Through the first two rounds of Premier League fixtures, there had been no case for Manchester United's defence. At Old Trafford on Monday, Liverpool's went completely missing.

A week is a long time in football, to use the most fatigued of tired cliches. United had just over a week to stew over their 4-0 humbling at Brentford, during which there was no shortage of talk about another prospective hammering from Jurgen Klopp's consistently merciless Reds. 

Yet after United pressed and harried their way to a surprise 2-1 win in front of a raucous home crowd whipped up by the latest round of protests against the Glazer family's ownership of the club, it will surely be Liverpool who have to face headlines pointing to a crisis among a group of players who have set such remarkable standards in the recent years of Klopp's tenure.

It would be an exaggeration to label Liverpool as a team in crisis – they were without nine first-team players for this derby – but, as the persistent squabbles between Virgil van Dijk and James Milner illustrated, there are certainly problems to fix at the back.

Though the focus may have been on their public disagreements, the first of which came after Jadon Sancho produced composure that has been largely lacking since his move from Borussia Dortmund to put United 1-0 up in the 16th minute, in the aftermath of this game there is more likely to be scrutiny on the performance of the defender to Van Dijk's right.

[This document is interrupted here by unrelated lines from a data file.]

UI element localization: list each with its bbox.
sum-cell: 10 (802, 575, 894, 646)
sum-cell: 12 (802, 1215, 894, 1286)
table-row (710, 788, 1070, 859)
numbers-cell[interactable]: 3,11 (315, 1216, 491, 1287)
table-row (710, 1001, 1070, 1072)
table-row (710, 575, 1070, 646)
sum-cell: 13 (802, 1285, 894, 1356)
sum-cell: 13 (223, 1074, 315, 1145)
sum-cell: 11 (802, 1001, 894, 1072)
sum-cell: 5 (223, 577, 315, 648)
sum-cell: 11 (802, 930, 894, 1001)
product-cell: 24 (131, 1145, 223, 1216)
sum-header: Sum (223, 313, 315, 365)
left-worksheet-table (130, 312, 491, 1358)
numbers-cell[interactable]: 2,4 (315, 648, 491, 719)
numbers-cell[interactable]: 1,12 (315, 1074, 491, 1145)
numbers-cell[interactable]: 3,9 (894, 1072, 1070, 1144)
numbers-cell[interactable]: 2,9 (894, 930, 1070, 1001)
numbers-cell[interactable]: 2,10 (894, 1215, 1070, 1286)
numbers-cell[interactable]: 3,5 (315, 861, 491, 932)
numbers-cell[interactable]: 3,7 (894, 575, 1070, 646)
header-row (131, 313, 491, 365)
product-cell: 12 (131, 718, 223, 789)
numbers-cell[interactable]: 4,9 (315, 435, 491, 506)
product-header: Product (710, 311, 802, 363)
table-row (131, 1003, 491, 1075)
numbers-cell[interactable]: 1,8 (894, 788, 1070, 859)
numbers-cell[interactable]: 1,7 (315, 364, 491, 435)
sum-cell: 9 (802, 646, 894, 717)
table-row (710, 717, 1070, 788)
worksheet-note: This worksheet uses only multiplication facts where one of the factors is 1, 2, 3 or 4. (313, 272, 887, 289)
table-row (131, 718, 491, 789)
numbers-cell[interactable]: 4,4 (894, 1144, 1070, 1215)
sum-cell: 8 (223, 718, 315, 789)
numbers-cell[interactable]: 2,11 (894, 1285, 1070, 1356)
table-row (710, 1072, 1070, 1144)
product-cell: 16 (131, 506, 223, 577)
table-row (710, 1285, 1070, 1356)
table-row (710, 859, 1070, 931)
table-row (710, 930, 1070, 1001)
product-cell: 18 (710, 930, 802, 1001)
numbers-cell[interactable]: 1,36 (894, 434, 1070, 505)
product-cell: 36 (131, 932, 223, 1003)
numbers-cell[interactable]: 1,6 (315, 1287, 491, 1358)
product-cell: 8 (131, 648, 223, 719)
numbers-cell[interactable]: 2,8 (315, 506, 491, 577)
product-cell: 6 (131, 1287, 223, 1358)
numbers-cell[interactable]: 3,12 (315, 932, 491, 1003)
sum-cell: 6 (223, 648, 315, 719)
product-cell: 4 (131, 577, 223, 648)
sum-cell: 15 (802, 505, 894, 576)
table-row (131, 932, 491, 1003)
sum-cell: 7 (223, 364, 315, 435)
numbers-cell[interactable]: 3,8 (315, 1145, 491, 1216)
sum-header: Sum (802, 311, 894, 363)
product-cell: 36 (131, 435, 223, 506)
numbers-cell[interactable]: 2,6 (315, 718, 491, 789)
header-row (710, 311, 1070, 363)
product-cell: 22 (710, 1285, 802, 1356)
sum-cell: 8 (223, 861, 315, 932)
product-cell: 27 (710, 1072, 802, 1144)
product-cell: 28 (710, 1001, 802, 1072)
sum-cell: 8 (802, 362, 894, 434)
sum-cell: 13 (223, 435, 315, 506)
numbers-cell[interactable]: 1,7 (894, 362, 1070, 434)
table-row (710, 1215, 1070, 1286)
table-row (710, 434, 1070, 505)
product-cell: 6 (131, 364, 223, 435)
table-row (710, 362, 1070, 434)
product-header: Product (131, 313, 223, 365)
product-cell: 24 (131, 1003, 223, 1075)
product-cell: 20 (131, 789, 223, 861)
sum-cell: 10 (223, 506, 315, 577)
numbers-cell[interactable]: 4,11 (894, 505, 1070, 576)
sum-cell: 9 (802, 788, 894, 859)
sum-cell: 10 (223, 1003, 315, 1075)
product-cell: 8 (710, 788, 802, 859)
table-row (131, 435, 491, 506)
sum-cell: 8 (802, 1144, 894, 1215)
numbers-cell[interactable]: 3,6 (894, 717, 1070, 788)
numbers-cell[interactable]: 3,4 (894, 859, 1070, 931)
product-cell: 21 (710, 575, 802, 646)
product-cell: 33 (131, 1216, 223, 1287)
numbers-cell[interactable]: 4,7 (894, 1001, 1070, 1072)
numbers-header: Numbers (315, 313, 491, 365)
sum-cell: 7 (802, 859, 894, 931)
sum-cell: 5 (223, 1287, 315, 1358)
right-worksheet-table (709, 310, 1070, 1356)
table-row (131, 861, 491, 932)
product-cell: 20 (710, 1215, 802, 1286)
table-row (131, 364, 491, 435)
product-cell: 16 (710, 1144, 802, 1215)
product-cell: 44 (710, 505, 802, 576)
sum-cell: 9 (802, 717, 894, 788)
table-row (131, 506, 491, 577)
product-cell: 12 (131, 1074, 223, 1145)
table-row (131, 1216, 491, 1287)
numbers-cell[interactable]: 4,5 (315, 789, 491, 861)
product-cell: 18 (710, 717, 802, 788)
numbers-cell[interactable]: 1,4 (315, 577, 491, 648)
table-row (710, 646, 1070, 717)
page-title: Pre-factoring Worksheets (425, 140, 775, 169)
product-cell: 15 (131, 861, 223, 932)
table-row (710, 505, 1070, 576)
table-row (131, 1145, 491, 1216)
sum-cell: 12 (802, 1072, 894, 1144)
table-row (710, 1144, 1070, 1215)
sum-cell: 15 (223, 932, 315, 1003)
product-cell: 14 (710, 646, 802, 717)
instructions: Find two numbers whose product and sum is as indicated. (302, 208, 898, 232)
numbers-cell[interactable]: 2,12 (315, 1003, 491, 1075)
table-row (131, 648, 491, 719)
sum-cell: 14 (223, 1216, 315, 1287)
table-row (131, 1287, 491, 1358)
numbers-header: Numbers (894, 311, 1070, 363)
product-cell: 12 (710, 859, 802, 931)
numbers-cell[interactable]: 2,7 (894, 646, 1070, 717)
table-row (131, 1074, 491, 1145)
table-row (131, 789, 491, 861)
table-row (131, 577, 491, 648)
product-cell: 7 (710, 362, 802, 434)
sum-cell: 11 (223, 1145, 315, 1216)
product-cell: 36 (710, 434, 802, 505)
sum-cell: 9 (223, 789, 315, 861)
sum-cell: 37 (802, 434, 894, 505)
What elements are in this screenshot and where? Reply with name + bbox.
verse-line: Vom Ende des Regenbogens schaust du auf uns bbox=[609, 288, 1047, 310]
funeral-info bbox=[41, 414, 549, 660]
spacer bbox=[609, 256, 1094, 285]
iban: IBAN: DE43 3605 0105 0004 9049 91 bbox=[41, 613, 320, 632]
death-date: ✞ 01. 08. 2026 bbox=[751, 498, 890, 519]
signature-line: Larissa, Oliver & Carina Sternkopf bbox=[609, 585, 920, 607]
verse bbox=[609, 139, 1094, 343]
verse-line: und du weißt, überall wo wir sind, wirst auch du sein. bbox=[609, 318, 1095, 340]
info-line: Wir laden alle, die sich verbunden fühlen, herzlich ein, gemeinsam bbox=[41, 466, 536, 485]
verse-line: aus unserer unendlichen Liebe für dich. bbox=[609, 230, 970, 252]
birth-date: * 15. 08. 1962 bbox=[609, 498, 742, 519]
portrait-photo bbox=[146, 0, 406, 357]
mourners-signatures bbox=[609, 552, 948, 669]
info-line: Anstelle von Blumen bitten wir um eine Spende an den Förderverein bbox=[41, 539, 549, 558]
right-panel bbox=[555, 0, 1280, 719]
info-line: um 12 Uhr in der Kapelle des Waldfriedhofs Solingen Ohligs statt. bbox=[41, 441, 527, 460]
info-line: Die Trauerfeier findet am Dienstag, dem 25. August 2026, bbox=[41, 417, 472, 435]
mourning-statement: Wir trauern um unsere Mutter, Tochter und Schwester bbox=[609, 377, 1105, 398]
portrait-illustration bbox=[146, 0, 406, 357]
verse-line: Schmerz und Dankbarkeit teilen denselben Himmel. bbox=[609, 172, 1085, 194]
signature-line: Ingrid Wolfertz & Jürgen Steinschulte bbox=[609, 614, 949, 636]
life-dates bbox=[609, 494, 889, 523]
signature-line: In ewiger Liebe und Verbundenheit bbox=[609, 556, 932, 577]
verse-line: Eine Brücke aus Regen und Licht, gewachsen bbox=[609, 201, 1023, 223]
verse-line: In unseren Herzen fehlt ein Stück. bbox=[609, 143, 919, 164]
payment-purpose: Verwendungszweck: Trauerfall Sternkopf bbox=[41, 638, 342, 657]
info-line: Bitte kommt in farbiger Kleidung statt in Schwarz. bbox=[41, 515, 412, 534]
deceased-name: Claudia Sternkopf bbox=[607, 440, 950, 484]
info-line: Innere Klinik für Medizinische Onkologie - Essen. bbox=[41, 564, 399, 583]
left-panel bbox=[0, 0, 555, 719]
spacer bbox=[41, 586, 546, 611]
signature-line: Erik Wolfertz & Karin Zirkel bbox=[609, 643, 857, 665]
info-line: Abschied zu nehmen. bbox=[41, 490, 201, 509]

While Van Dijk was partly at fault for the opener after failing to close down Sancho, it was a goal that was a direct consequence of the frequent success United enjoyed when attacking Trent Alexander-Arnold.

To blame in part for the first goal, Alexander-Arnold was tormented by Anthony Elanga in the first half and had a similarly torrid time when Marcus Rashford switched to the left flank for the second. It was Rashford who doubled United's lead, ending a run of 997 minutes without a goal in all competitions for United by coolly finishing after a counter-attack with Alexander-Arnold conspicuous by his absence.

Alexander-Arnold, regularly maligned for his defensive deficiencies, conceded two fouls and lost possession a game-high 24 times in a performance to swiftly banish from the memory.

Yet to point the finger squarely at him would be to ignore the struggles of those in front of him. Milner, who won under half of his 16 duels, and Jordan Henderson offered little in the way of control or protection for the Liverpool backline. Both were eventually withdrawn in the second half, injury robbing Klopp of the opportunity to introduce a clearly desperately needed Thiago Alcantara.

To focus on Alexander-Arnold and Liverpool's failings would also do a disservice to the impressive nature of United's display.

Scott McTominay, with Casemiro, his new team-mate in the engine room, watching on, was sublime in midfield, his 10th-minute throughball for Bruno Fernandes deserving of a goal that the right-hand post denied Elanga.

Fernandes, forlorn in the two opening defeats, had nine final-third entries, more than any other United player. Rashford, meanwhile, was a player rejuvenated, recording five of United's 12 shots.

At the back, Lisandro Martinez brushed off jokes and questions about his diminutive stature to deliver an all-action showing that featured three blocks, including one clearance off the line to prevent a Fernandes own goal, while left-back Tyrell Malacia's five tackles were the most of any player.

For all the standout displays, United could not stop Mohamed Salah from fraying the nerves with a header after David de Gea denied Fabio Carvalho.

Yet the fact United did not allow that setback to spark a collapse is testament to the speedy turnaround Erik ten Hag – who became the first Red Devils boss to secure his maiden competitive win against Liverpool – engineered in the wake of their meek surrender at Brentford.

Klopp will almost certainly dismiss any crisis talk about a team who suffered their first defeat in 22 Premier League games and have failed to win their first three Premier League games for the first time since 2012-13. However, after seeing his side concede the first goal for the seventh successive league fixture and fail to recover, Klopp must find solutions that have the same impact of those Ten Hag discovered in the compelling latest chapter of this great rivalry.